That was the question put by Grosvenor Asia Pacific recently: in the wake of “Abenomics,” the economic reforms introduced by Prime Minister Shinzo Abe involving an initial ¥10.3 trillion fiscal stimulus package in 2012, followed by a further ¥18.6 trillion package in 2013, many people believe that Tokyo is one of the most attractive destinations for international investors, not least because various factors, including a fall in the value of the yen, have made Tokyo a much cheaper prospect than other cities in the Far East.

“Monetary stimulus has sharply weakened the yen, strengthened exports and driven share prices higher,” says Nick Loup, chief executive of Grosvenor Asia Pacific.  “Both short and long term interest rates have dropped to historically low levels, while business confidence is near an all time high. Expectations are on the upswing; with surging profitability, companies are expanding, hiring and raising wages. Consumers are spending more, buttressed by wage increases and rising inflationary expectations. The near 70 per cent surge in stock prices reflects this obvious turnaround in confidence.”

 

The effects of Abenomics

 

All of this, clearly, had had a hugely positive impact of the real estate market, both commercial and residential, with investors from all over the world favouring Tokyo.  “Demand is rising: interest in the Tokyo housing market has been picking up since the beginning of 2012,” says Loup.  “For the first time in many years, Japanese people are starting to view for-sale homes as a viable investment as well as providing a place to live.  Since July 2013, more than 80 per cent of newly developed homes have gone under the purchase contract within one month.  The level of uncontracted units outstanding is nearing its lowest point in a decade.”

But it is not only Japanese buyers who have been tempted back into the market: foreign investors are interested as well.  “Foreign demand has picked up: rising housing valuations across many Asian cities has driven buyers to consider alternative investment locations,” says Loup.  “High net-worth buyers in China, Taiwan, Hong Kong and Singapore are looking at residential property in Tokyo, where prices – though on the rise – are still less than half those in Hong Kong.”

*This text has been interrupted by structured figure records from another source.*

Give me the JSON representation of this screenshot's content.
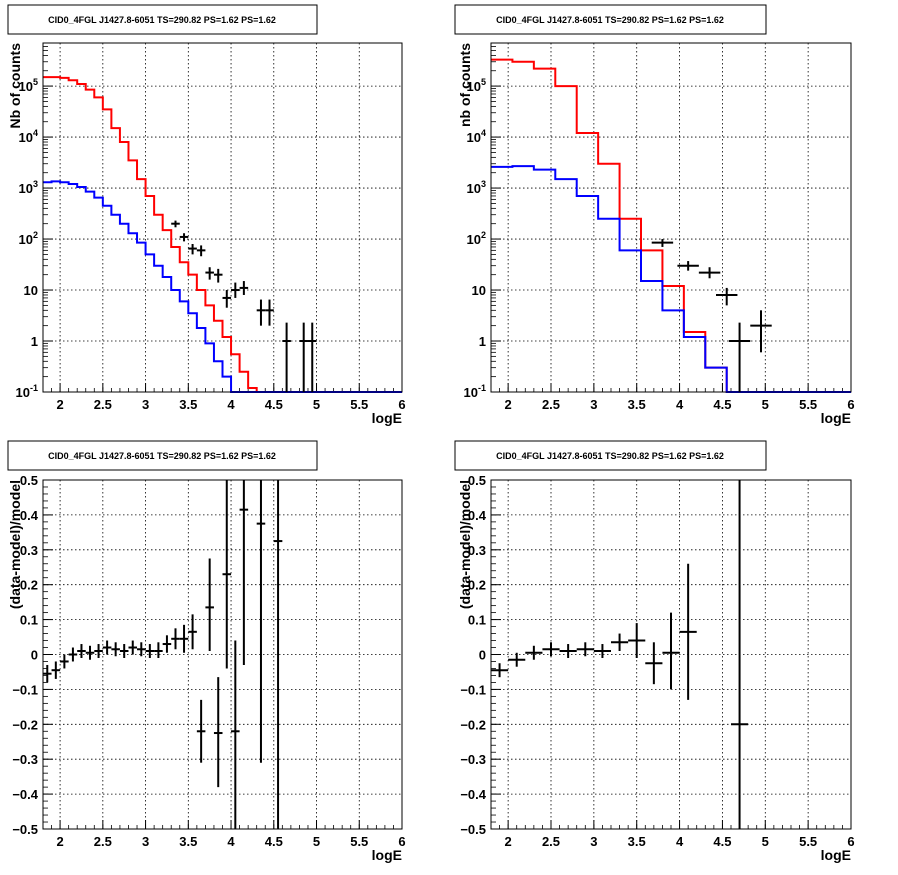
{
  "chart_data": [
    {
      "type": "line",
      "title": "CID0_4FGL J1427.8-6051 TS=290.82 PS=1.62 PS=1.62",
      "xlabel": "logE",
      "ylabel": "Nb of counts",
      "xlim": [
        1.8,
        6.0
      ],
      "ylim": [
        0.1,
        700000
      ],
      "yscale": "log",
      "grid": true,
      "x_ticks": [
        "2",
        "2.5",
        "3",
        "3.5",
        "4",
        "4.5",
        "5",
        "5.5",
        "6"
      ],
      "y_ticks": [
        {
          "value": 0.1,
          "base": "10",
          "exp": "-1"
        },
        {
          "value": 1,
          "base": "1",
          "exp": ""
        },
        {
          "value": 10,
          "base": "10",
          "exp": ""
        },
        {
          "value": 100,
          "base": "10",
          "exp": "2"
        },
        {
          "value": 1000,
          "base": "10",
          "exp": "3"
        },
        {
          "value": 10000,
          "base": "10",
          "exp": "4"
        },
        {
          "value": 100000,
          "base": "10",
          "exp": "5"
        }
      ],
      "bin_edges": [
        1.8,
        1.9,
        2.0,
        2.1,
        2.2,
        2.3,
        2.4,
        2.5,
        2.6,
        2.7,
        2.8,
        2.9,
        3.0,
        3.1,
        3.2,
        3.3,
        3.4,
        3.5,
        3.6,
        3.7,
        3.8,
        3.9,
        4.0,
        4.1,
        4.2,
        4.3,
        4.4,
        4.5,
        4.6,
        4.7,
        4.8,
        4.9,
        5.0,
        5.1,
        5.2,
        5.3,
        5.4,
        5.5,
        5.6,
        5.7,
        5.8,
        5.9,
        6.0
      ],
      "series": [
        {
          "color": "#ff0000",
          "style": "step",
          "values": [
            150000,
            150000,
            145000,
            130000,
            110000,
            85000,
            60000,
            35000,
            15000,
            8000,
            3500,
            1500,
            700,
            300,
            150,
            70,
            35,
            20,
            10,
            5,
            2.5,
            1.2,
            0.55,
            0.25,
            0.12,
            0.1,
            0.1,
            0.1,
            0.1,
            0.1,
            0.1,
            0.1,
            0.1,
            0.1,
            0.1,
            0.1,
            0.1,
            0.1,
            0.1,
            0.1,
            0.1,
            0.1
          ]
        },
        {
          "color": "#0000ff",
          "style": "step",
          "values": [
            1300,
            1350,
            1300,
            1200,
            1050,
            850,
            650,
            450,
            300,
            200,
            130,
            85,
            50,
            30,
            18,
            10,
            6,
            3.5,
            1.8,
            0.9,
            0.4,
            0.2,
            0.1,
            0.1,
            0.1,
            0.1,
            0.1,
            0.1,
            0.1,
            0.1,
            0.1,
            0.1,
            0.1,
            0.1,
            0.1,
            0.1,
            0.1,
            0.1,
            0.1,
            0.1,
            0.1,
            0.1
          ]
        }
      ],
      "data_points": [
        {
          "x": 3.35,
          "y": 200,
          "xerr": 0.05,
          "ylo": 170,
          "yhi": 230
        },
        {
          "x": 3.45,
          "y": 110,
          "xerr": 0.05,
          "ylo": 90,
          "yhi": 130
        },
        {
          "x": 3.55,
          "y": 65,
          "xerr": 0.05,
          "ylo": 50,
          "yhi": 80
        },
        {
          "x": 3.65,
          "y": 60,
          "xerr": 0.05,
          "ylo": 46,
          "yhi": 75
        },
        {
          "x": 3.75,
          "y": 22,
          "xerr": 0.05,
          "ylo": 16,
          "yhi": 28
        },
        {
          "x": 3.85,
          "y": 20,
          "xerr": 0.05,
          "ylo": 14,
          "yhi": 26
        },
        {
          "x": 3.95,
          "y": 7,
          "xerr": 0.05,
          "ylo": 4.5,
          "yhi": 10
        },
        {
          "x": 4.05,
          "y": 10,
          "xerr": 0.05,
          "ylo": 7,
          "yhi": 14
        },
        {
          "x": 4.15,
          "y": 11,
          "xerr": 0.05,
          "ylo": 8,
          "yhi": 15
        },
        {
          "x": 4.35,
          "y": 4,
          "xerr": 0.05,
          "ylo": 2,
          "yhi": 6.5
        },
        {
          "x": 4.45,
          "y": 4,
          "xerr": 0.05,
          "ylo": 2,
          "yhi": 6.5
        },
        {
          "x": 4.65,
          "y": 1,
          "xerr": 0.05,
          "ylo": 0.1,
          "yhi": 2.3
        },
        {
          "x": 4.85,
          "y": 1,
          "xerr": 0.05,
          "ylo": 0.1,
          "yhi": 2.3
        },
        {
          "x": 4.95,
          "y": 1,
          "xerr": 0.05,
          "ylo": 0.1,
          "yhi": 2.3
        }
      ]
    },
    {
      "type": "line",
      "title": "CID0_4FGL J1427.8-6051 TS=290.82 PS=1.62 PS=1.62",
      "xlabel": "logE",
      "ylabel": "nb of counts",
      "xlim": [
        1.8,
        6.0
      ],
      "ylim": [
        0.1,
        700000
      ],
      "yscale": "log",
      "grid": true,
      "x_ticks": [
        "2",
        "2.5",
        "3",
        "3.5",
        "4",
        "4.5",
        "5",
        "5.5",
        "6"
      ],
      "y_ticks": [
        {
          "value": 0.1,
          "base": "10",
          "exp": "-1"
        },
        {
          "value": 1,
          "base": "1",
          "exp": ""
        },
        {
          "value": 10,
          "base": "10",
          "exp": ""
        },
        {
          "value": 100,
          "base": "10",
          "exp": "2"
        },
        {
          "value": 1000,
          "base": "10",
          "exp": "3"
        },
        {
          "value": 10000,
          "base": "10",
          "exp": "4"
        },
        {
          "value": 100000,
          "base": "10",
          "exp": "5"
        }
      ],
      "bin_edges": [
        1.8,
        2.05,
        2.3,
        2.55,
        2.8,
        3.05,
        3.3,
        3.55,
        3.8,
        4.05,
        4.3,
        4.55,
        4.8,
        5.05,
        5.3,
        5.55,
        5.8,
        6.0
      ],
      "series": [
        {
          "color": "#ff0000",
          "style": "step",
          "values": [
            330000,
            300000,
            220000,
            100000,
            12000,
            3000,
            250,
            60,
            12,
            1.5,
            0.3,
            0.1,
            0.1,
            0.1,
            0.1,
            0.1,
            0.1
          ]
        },
        {
          "color": "#0000ff",
          "style": "step",
          "values": [
            2600,
            2700,
            2300,
            1500,
            700,
            250,
            60,
            15,
            4,
            1.2,
            0.3,
            0.1,
            0.1,
            0.1,
            0.1,
            0.1,
            0.1
          ]
        }
      ],
      "data_points": [
        {
          "x": 3.8,
          "y": 85,
          "xerr": 0.125,
          "ylo": 70,
          "yhi": 100
        },
        {
          "x": 4.1,
          "y": 30,
          "xerr": 0.125,
          "ylo": 24,
          "yhi": 37
        },
        {
          "x": 4.35,
          "y": 22,
          "xerr": 0.125,
          "ylo": 17,
          "yhi": 28
        },
        {
          "x": 4.55,
          "y": 8,
          "xerr": 0.125,
          "ylo": 5,
          "yhi": 11
        },
        {
          "x": 4.7,
          "y": 1,
          "xerr": 0.125,
          "ylo": 0.1,
          "yhi": 2.3
        },
        {
          "x": 4.95,
          "y": 2,
          "xerr": 0.125,
          "ylo": 0.6,
          "yhi": 4
        }
      ]
    },
    {
      "type": "scatter",
      "title": "CID0_4FGL J1427.8-6051 TS=290.82 PS=1.62 PS=1.62",
      "xlabel": "logE",
      "ylabel": "(data-model)/model",
      "xlim": [
        1.8,
        6.0
      ],
      "ylim": [
        -0.5,
        0.5
      ],
      "grid": true,
      "x_ticks": [
        "2",
        "2.5",
        "3",
        "3.5",
        "4",
        "4.5",
        "5",
        "5.5",
        "6"
      ],
      "y_ticks": [
        "0.5",
        "0.4",
        "0.3",
        "0.2",
        "0.1",
        "0",
        "−0.1",
        "−0.2",
        "−0.3",
        "−0.4",
        "−0.5"
      ],
      "y_tick_values": [
        0.5,
        0.4,
        0.3,
        0.2,
        0.1,
        0,
        -0.1,
        -0.2,
        -0.3,
        -0.4,
        -0.5
      ],
      "data_points": [
        {
          "x": 1.85,
          "y": -0.055,
          "xerr": 0.05,
          "ylo": -0.08,
          "yhi": -0.03
        },
        {
          "x": 1.95,
          "y": -0.045,
          "xerr": 0.05,
          "ylo": -0.07,
          "yhi": -0.02
        },
        {
          "x": 2.05,
          "y": -0.02,
          "xerr": 0.05,
          "ylo": -0.04,
          "yhi": 0.0
        },
        {
          "x": 2.15,
          "y": 0.0,
          "xerr": 0.05,
          "ylo": -0.02,
          "yhi": 0.02
        },
        {
          "x": 2.25,
          "y": 0.01,
          "xerr": 0.05,
          "ylo": -0.01,
          "yhi": 0.03
        },
        {
          "x": 2.35,
          "y": 0.005,
          "xerr": 0.05,
          "ylo": -0.015,
          "yhi": 0.025
        },
        {
          "x": 2.45,
          "y": 0.01,
          "xerr": 0.05,
          "ylo": -0.01,
          "yhi": 0.03
        },
        {
          "x": 2.55,
          "y": 0.02,
          "xerr": 0.05,
          "ylo": 0.0,
          "yhi": 0.04
        },
        {
          "x": 2.65,
          "y": 0.015,
          "xerr": 0.05,
          "ylo": -0.005,
          "yhi": 0.035
        },
        {
          "x": 2.75,
          "y": 0.01,
          "xerr": 0.05,
          "ylo": -0.01,
          "yhi": 0.03
        },
        {
          "x": 2.85,
          "y": 0.02,
          "xerr": 0.05,
          "ylo": 0.0,
          "yhi": 0.04
        },
        {
          "x": 2.95,
          "y": 0.015,
          "xerr": 0.05,
          "ylo": -0.005,
          "yhi": 0.035
        },
        {
          "x": 3.05,
          "y": 0.01,
          "xerr": 0.05,
          "ylo": -0.01,
          "yhi": 0.03
        },
        {
          "x": 3.15,
          "y": 0.01,
          "xerr": 0.05,
          "ylo": -0.01,
          "yhi": 0.035
        },
        {
          "x": 3.25,
          "y": 0.03,
          "xerr": 0.05,
          "ylo": 0.005,
          "yhi": 0.055
        },
        {
          "x": 3.35,
          "y": 0.045,
          "xerr": 0.05,
          "ylo": 0.015,
          "yhi": 0.075
        },
        {
          "x": 3.45,
          "y": 0.045,
          "xerr": 0.05,
          "ylo": 0.005,
          "yhi": 0.085
        },
        {
          "x": 3.55,
          "y": 0.065,
          "xerr": 0.05,
          "ylo": 0.015,
          "yhi": 0.115
        },
        {
          "x": 3.65,
          "y": -0.22,
          "xerr": 0.05,
          "ylo": -0.31,
          "yhi": -0.13
        },
        {
          "x": 3.75,
          "y": 0.135,
          "xerr": 0.05,
          "ylo": 0.01,
          "yhi": 0.275
        },
        {
          "x": 3.85,
          "y": -0.225,
          "xerr": 0.05,
          "ylo": -0.38,
          "yhi": -0.065
        },
        {
          "x": 3.95,
          "y": 0.23,
          "xerr": 0.05,
          "ylo": -0.04,
          "yhi": 0.5
        },
        {
          "x": 4.05,
          "y": -0.22,
          "xerr": 0.05,
          "ylo": -0.5,
          "yhi": 0.04
        },
        {
          "x": 4.15,
          "y": 0.415,
          "xerr": 0.05,
          "ylo": -0.03,
          "yhi": 0.5
        },
        {
          "x": 4.35,
          "y": 0.375,
          "xerr": 0.05,
          "ylo": -0.31,
          "yhi": 0.5
        },
        {
          "x": 4.55,
          "y": 0.325,
          "xerr": 0.05,
          "ylo": -0.5,
          "yhi": 0.5
        }
      ]
    },
    {
      "type": "scatter",
      "title": "CID0_4FGL J1427.8-6051 TS=290.82 PS=1.62 PS=1.62",
      "xlabel": "logE",
      "ylabel": "(data-model)/model",
      "xlim": [
        1.8,
        6.0
      ],
      "ylim": [
        -0.5,
        0.5
      ],
      "grid": true,
      "x_ticks": [
        "2",
        "2.5",
        "3",
        "3.5",
        "4",
        "4.5",
        "5",
        "5.5",
        "6"
      ],
      "y_ticks": [
        "0.5",
        "0.4",
        "0.3",
        "0.2",
        "0.1",
        "0",
        "−0.1",
        "−0.2",
        "−0.3",
        "−0.4",
        "−0.5"
      ],
      "y_tick_values": [
        0.5,
        0.4,
        0.3,
        0.2,
        0.1,
        0,
        -0.1,
        -0.2,
        -0.3,
        -0.4,
        -0.5
      ],
      "data_points": [
        {
          "x": 1.9,
          "y": -0.045,
          "xerr": 0.1,
          "ylo": -0.065,
          "yhi": -0.025
        },
        {
          "x": 2.1,
          "y": -0.015,
          "xerr": 0.1,
          "ylo": -0.035,
          "yhi": 0.005
        },
        {
          "x": 2.3,
          "y": 0.005,
          "xerr": 0.1,
          "ylo": -0.015,
          "yhi": 0.025
        },
        {
          "x": 2.5,
          "y": 0.015,
          "xerr": 0.1,
          "ylo": -0.005,
          "yhi": 0.035
        },
        {
          "x": 2.7,
          "y": 0.01,
          "xerr": 0.1,
          "ylo": -0.01,
          "yhi": 0.03
        },
        {
          "x": 2.9,
          "y": 0.015,
          "xerr": 0.1,
          "ylo": -0.005,
          "yhi": 0.035
        },
        {
          "x": 3.1,
          "y": 0.01,
          "xerr": 0.1,
          "ylo": -0.01,
          "yhi": 0.03
        },
        {
          "x": 3.3,
          "y": 0.035,
          "xerr": 0.1,
          "ylo": 0.01,
          "yhi": 0.06
        },
        {
          "x": 3.5,
          "y": 0.04,
          "xerr": 0.1,
          "ylo": -0.01,
          "yhi": 0.09
        },
        {
          "x": 3.7,
          "y": -0.025,
          "xerr": 0.1,
          "ylo": -0.085,
          "yhi": 0.035
        },
        {
          "x": 3.9,
          "y": 0.005,
          "xerr": 0.1,
          "ylo": -0.1,
          "yhi": 0.12
        },
        {
          "x": 4.1,
          "y": 0.065,
          "xerr": 0.1,
          "ylo": -0.13,
          "yhi": 0.26
        },
        {
          "x": 4.7,
          "y": -0.2,
          "xerr": 0.1,
          "ylo": -0.5,
          "yhi": 0.5
        }
      ]
    }
  ]
}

And then, of course, there is the favourable exchange rate. “Another factor driving foreign demand for Tokyo housing stock is the nearly 20 per cent depreciation of the yen under Abe’s economic policies, with further depreciation expected,” Loup continues. “London’s most recent surge in growth was driven in part from the Euro-zone crisis, which drew overseas capital as a safe have for investment. In a similar manner, Tokyo is likely to benefit from slower economic growth in China and general uncertainty across emerging markets.”

 

Major international interest

 

Jun Homma, Deputy Editor, Head of International Service, Nikkei Real Estate Market Report, is similarly bullish about the Tokyo market. “Asian investors from mainland China and Taiwan are actively buying condominiums in Tokyo because of currency issues,” he says.  “On top of that, Japan is a huge market in Asia. If, say, a pension fund in the US is required to place big money somewhere in the region, then Japan is bound to benefit from that.”  Demographics provide another reason that Japan is attractive: although ageing at the moment, influx of population into the urban areas is forecasted to continue for the foreseeable future.  “The Tokyo Olympics games in 2020, the inter-city bullet train slated to operate in 2027 at 500km an hour, these are also attractive propositions,” he says.

Homma points out that land prices may still be falling in rural areas, but are very much rising in cities including Tokyo and Osaka, where there are very many developments going on, especially in central Tokyo. “Abenomics and the Bank of Japan want to pump up the Japanese economy by increasing asset prices,” he says.  “They plan to get out from 20 years of deflation, which means it is accepted across the board that asset prices will go up.”  He points out that yields for properties in central Tokyo are dropping: before Abenomics, they were 5 to 5.5 per cent, and are now around 4 per cent. But because of relatively low borrowing costs this still compares favourably to the other major cities in the Far East.

 

Big funds take a bite

 

Commercial properties are also sought after by the big funds such as Blackstone or Lone Star and although prices have been rising, these remain very attractive in central Tokyo. Residential, meanwhile, offers the stability that investors elsewhere in the world had been looking for in London.  “European insurance funds, for example, are looking for rental condos to provide a stable income,” he says.